Вот тут мне почему-то вспомнились слова Мюллера из «Семнадцати мгновений весны»: «знают двое, знает и свинья». Дело в том, что в каждом сарае нашего двора жил поросенок, а «секреты» зарывали за сараями, и там же торжественно открывали их своим подружкам. Подружки, разумеется, клялись, что никому не расскажут, и свиньи, разумеется, эти клятвы слышали. Иногда секрет вдруг оказывался раздавленным чьим-то предательским каблуком… А, может, копытом?

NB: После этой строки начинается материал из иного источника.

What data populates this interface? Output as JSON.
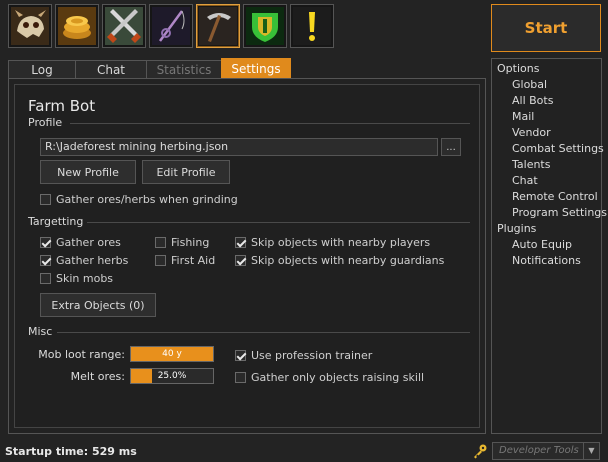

Во-вторых, секрет должен удивить красотой неземной. Надо было изощриться, и я долго собирала, а потом складывала и вычитала в уме содержимое, мысленно составляя узор секрета, пока не решала, что все, можно приступать к работе. Существовал ритуал презентации. Нащупывалось стекло, и земля постепенно отодвигалась круговым медленным вращением пальца, делавшим круги. Подружки, низко склонившись, должны ахнуть. Вот она — минута торжества для художника! Выброс отходов горючего, питающего Творчество, думаю, это и называется тщеславием.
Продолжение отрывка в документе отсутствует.